Do SBOMs Really Make a Difference?
We’re hearing more and more about a Software Bill of Materials (SBOM) as a vital tool for increasing software security. With the federal government pushing the idea, there’s no doubt it will remain newsworthy. One of the key questions about SBOMs is will they really make a difference? And how will they make a difference?
What is an SBOM And Why is it Important for Security?
SBOMs, which are formal records that contain the details and supply chain relationships of the various components used in building software, have garnered lots of attention. In large part because they were mentioned among the requirements of an executive order on improving the nation’s cybersecurity announced by the White House in May 2021.
The requirement is that organizations provide purchasers of software products with an SBOM for each product directly or by publishing it on a public website. Software providers in many cases build products by assembling open source and commercial software components, and an SBOM enumerates these components.
The mandate, which directs the U.S. Department of Commerce and National Telecommunications and Information Administration (NTIA) to publish the “minimum elements” for an SBOM, is seen as a big step toward ensuring the security of software products.
SBOMs can be challenging to create and maintain, and after they are developed they need to be updated whenever changes are made to any application components. These can include code updates, vulnerability patches, new features, and other modifications, and they need to be tracked in real time for the SBOM to be effective.
Furthermore, everything in an SBOM, including all version numbers and licenses, should be auditable. Data must be provided by a reputable source and verifiable by a third party. And there are no clear standards on SBOMs.
Why SBOMs Are Now Critical for Software Security
Even considering the challenges outlined above, there is no question as to the value of SBOMs in the effort to keep software as secure as possible and to prevent vulnerabilities that can lead to damaging cyber attacks such as ransomware.
From the perspective of software development teams, an SBOM can enable developers who rely on open source and third-party components to ensure that the components are up to date and can respond to new vulnerabilities. Faster access to details is essential and being able to identify vulnerabilities quickly can save a lot of time and money on the backend and avoid major revisions in products later.

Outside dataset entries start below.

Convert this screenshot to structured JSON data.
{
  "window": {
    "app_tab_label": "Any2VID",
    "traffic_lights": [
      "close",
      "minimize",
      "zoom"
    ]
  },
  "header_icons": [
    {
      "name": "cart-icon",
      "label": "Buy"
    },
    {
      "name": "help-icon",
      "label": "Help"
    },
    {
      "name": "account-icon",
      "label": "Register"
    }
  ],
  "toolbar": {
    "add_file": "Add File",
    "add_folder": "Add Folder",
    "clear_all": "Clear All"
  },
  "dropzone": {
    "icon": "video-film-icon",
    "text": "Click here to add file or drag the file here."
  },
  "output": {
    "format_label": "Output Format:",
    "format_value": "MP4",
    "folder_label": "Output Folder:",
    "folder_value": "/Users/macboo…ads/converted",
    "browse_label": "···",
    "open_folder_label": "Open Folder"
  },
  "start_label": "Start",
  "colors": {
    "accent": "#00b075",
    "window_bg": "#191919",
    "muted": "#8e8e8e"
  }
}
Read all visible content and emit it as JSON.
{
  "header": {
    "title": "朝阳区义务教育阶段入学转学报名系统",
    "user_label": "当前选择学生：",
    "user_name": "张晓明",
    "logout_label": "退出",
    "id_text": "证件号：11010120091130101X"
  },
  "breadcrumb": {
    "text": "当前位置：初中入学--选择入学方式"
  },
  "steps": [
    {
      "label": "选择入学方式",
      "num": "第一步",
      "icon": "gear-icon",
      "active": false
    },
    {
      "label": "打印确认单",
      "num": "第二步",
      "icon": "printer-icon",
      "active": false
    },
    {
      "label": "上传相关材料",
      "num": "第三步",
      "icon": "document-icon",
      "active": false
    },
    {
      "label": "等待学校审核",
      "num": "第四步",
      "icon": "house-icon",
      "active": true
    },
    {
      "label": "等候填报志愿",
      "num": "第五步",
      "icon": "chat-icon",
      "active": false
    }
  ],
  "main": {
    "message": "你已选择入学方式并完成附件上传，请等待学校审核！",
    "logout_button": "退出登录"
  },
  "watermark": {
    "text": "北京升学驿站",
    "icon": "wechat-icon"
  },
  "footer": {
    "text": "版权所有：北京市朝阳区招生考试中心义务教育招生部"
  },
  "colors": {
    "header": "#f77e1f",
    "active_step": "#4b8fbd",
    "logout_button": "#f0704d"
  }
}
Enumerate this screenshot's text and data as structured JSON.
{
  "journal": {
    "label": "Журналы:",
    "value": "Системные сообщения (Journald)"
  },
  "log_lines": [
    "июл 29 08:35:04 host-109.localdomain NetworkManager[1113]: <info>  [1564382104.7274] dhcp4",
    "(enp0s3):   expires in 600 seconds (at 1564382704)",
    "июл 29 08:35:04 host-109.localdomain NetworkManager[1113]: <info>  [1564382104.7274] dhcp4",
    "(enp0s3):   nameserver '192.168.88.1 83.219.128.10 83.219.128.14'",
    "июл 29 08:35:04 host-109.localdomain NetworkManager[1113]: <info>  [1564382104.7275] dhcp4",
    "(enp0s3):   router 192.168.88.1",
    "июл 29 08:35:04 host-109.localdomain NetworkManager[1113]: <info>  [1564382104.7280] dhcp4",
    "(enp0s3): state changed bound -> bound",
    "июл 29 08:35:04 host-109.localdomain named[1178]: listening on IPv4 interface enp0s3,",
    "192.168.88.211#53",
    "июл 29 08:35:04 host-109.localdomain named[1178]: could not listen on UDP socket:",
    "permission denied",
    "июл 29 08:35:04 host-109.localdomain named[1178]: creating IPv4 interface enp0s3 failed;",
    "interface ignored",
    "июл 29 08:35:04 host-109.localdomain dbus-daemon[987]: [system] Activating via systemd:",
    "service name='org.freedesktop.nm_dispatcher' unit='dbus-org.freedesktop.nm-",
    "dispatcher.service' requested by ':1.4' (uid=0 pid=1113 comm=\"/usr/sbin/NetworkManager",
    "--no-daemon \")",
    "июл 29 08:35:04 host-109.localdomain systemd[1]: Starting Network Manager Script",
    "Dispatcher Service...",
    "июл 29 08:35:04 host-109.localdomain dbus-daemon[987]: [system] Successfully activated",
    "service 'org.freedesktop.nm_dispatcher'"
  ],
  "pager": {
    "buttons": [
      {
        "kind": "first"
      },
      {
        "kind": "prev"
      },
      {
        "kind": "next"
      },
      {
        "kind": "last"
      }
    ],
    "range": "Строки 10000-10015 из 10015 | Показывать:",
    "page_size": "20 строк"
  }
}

Companies or individuals who purchase software can use an SBOM to perform vulnerability analyses in order to evaluate the risk a given product presents. This kind of granular visibility matters because it’s valuable for organizations in terms of understanding what goes into their products or those they purchase, and how that might affect security.
The Commerce Department has stated that an SBOM provides those organizations that produce, purchase, and operate software with information that improves their understanding of the supply chain, which in turn provides multiple benefits including the potential to track known and newly emerging vulnerabilities and risks.
And the U.S. Cybersecurity & Infrastructure Security Agency (CISA), part of the Department of Homeland Security that leads national efforts to understand, manage, and reduce risk to the cyber and physical infrastructure, noted that the SBOM has emerged as a major building block in software security and software supply chain risk management.
SBOMs that can be shared without friction between teams and companies are a core software management best practice for critical industries and digital infrastructure.
Further, while today’s SBOMs are not dynamic because they are static documents and do not automatically incorporate updates, the SBOMs of the future will be dynamic. They will eventually become a requirement, especially in organizations that create and update software products regularly.
Future SBOMs will also be integrated into a product’s security lifecycle and be produced automatically at predefined stages. They will also be interoperable, which will lead to greater adoption.